5. The method for preparing the bifunctional catalyst according to claim 3, characterized in that, In S1, the reaction temperature is 20-30℃ and the time is 5-10h.
6. The method for preparing the bifunctional catalyst according to claim 3, characterized in that, In S2, the carbon source precursor is selected from chitosan; the transition metal salt is selected from one or more of CoCl2, Co(NO3)2, FeCl3, Fe(NO3)3, NiCl2, and Ni(NO3)2; the mass-volume ratio of noble metal nanoparticles, carbon source precursor, transition metal salt solution and water is 0.3-2g:0.3-1g:10-100mL:70-90mL.

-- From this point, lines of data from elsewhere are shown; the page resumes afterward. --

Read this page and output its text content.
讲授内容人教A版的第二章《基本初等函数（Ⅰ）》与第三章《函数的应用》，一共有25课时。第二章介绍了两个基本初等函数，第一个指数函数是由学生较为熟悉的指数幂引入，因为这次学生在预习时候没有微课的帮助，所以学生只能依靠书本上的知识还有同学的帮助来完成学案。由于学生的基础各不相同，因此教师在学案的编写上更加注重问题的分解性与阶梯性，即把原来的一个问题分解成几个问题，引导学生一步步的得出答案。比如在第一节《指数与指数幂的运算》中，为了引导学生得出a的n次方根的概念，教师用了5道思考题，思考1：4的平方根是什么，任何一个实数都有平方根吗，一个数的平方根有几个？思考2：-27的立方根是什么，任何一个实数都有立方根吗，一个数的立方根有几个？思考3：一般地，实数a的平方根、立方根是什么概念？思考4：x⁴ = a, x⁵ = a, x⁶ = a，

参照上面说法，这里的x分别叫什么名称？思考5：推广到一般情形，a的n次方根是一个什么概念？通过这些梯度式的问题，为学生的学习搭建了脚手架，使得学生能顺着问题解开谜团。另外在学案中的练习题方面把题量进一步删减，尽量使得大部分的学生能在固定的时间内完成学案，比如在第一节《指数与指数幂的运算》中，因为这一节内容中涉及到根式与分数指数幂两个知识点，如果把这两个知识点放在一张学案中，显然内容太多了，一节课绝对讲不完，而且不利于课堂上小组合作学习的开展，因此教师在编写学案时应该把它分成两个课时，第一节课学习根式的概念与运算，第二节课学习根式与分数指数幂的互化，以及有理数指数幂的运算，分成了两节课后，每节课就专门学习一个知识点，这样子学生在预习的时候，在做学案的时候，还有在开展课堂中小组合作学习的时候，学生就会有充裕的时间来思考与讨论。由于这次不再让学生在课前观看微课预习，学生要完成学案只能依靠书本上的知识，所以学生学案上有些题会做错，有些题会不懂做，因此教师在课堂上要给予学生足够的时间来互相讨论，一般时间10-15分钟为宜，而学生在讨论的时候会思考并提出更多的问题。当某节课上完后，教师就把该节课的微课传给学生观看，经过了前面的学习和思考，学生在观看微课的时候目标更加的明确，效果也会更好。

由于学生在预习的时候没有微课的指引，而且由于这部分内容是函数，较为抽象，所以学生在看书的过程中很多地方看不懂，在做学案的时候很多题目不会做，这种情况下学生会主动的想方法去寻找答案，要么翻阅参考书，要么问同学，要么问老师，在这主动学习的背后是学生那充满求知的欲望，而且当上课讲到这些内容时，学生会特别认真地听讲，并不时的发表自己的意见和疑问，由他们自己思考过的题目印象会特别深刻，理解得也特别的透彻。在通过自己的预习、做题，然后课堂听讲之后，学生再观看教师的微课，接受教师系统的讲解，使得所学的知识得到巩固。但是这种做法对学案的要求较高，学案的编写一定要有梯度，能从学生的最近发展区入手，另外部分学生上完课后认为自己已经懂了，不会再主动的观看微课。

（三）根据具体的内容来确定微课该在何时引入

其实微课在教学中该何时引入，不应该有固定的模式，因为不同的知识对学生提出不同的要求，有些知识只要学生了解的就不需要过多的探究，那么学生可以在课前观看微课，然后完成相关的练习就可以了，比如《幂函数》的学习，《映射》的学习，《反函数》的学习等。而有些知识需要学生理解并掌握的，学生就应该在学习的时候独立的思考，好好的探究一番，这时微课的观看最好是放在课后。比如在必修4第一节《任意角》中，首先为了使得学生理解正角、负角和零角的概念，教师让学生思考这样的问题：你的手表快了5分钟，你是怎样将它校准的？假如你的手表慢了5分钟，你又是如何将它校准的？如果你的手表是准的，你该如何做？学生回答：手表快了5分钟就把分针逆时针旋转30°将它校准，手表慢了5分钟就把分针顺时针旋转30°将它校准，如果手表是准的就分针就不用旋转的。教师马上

7. The method for preparing the bifunctional catalyst according to claim 3, characterized in that, In S3, the temperature of the solvothermal reaction is 80-180℃ and the time is 2-8h; the temperature of the calcination treatment is 600-800℃ and the time is 1.5-2.5h.
8. The method for preparing the bifunctional catalyst according to claim 5, characterized in that, In S4, an acid solution with a concentration of 0.1-3 mol / L is used for acid washing, and the acid washing time is 3-5 hours.
9. The application of the bifunctional catalyst according to claim 1 or 2 in the electrocatalytic treatment of nitrogen- and sulfur-containing wastewater.